Marisa Bruschetti, come avete vissuto l’interruzione del festival ‘Sipario d’Oro’?

All’inizio è stato molto difficile, perché il festival era già cominciato, dal 15 febbraio. La confusione iniziale per noi è stata amplificata anche dal fatto di non avere un solo teatro, ma quattordici strutture in dieci comuni differenti. In alcune situazioni si sarebbe potuto andare avanti con il festival rispettando le restrizioni richieste, ma in altri teatri non sarebbe stato possibile.

I dubbi su come muoversi si sono però chiariti quando la Diocesi ha disposto di chiudere gli spazi parrocchiali ed è arrivata anche l’ordinanza nazionale.
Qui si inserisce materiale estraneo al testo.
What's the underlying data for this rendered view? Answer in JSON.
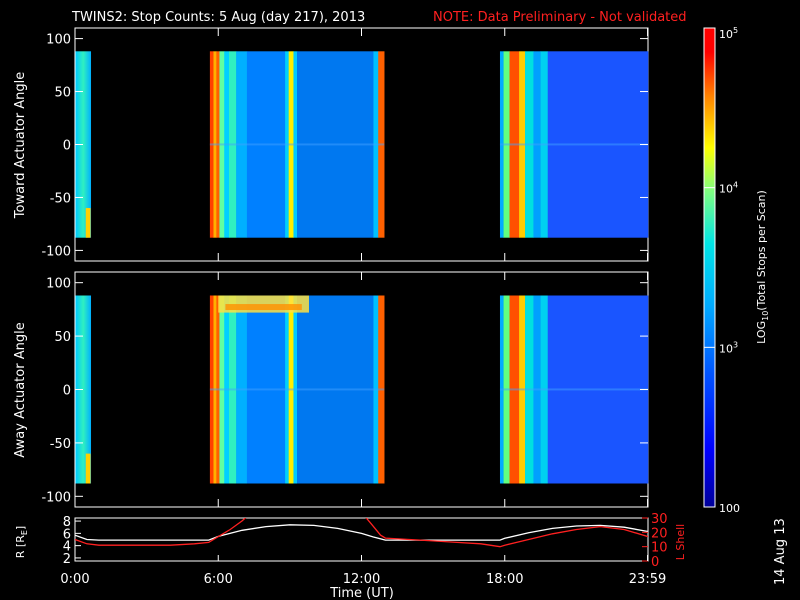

Cosa avete stabilito per gli spettacoli in programma?

Abbiamo previsto una sospensione generale fino al 3 aprile. Poi, ammesso che da metà aprile o da maggio il Teatro Zandonai possa riaprire, la nostra idea è quella di recuperare subito il Circuito e il Concorso regionale, mentre per quello nazionale non ci saranno grandi possibilità. Nell’ipotesi peggiore invece dovremo posticiparli ad ottobre.

Il Sipario d’Oro, alla 39° edizione, rappresenta un soggetto ormai radicato in Vallagarina. Qual è il vostro ruolo sul territorio?

Da molti anni ci occupiamo, oltre che di promuovere le realtà teatrali, di rendere il pubblico più giovane. Per questo, in particolare a Rovereto, cerchiamo di coinvolgere il più possibile le scuole, portando avanti progetti come quello della Giuria Giovani, che coinvolge 60 ragazzi e ragazze nella valutazione degli spettacoli a concorso.

Questo impegno sta dando i suoi frutti?

Assolutamente, al punto che al Teatro Zandonai ormai troviamo un pubblico composto al 40% da giovani. Ma anche i teatri minori ne hanno beneficiato. Crediamo che la strada da perseguire sia proprio questa: lavorare sui ragazzi perché possano essere un pubblico più consapevole quando saranno adulti.

Portare il teatro nelle scuole quindi non deve essere una prerogativa del teatro professionale.

No. Anche le compagnie amatoriali, che hanno un forte radicamento sul territorio, devono fare questo tipo di ragionamento. Il teatro amatoriale non è un teatro di serie B: anche qui si vivono forti emozioni.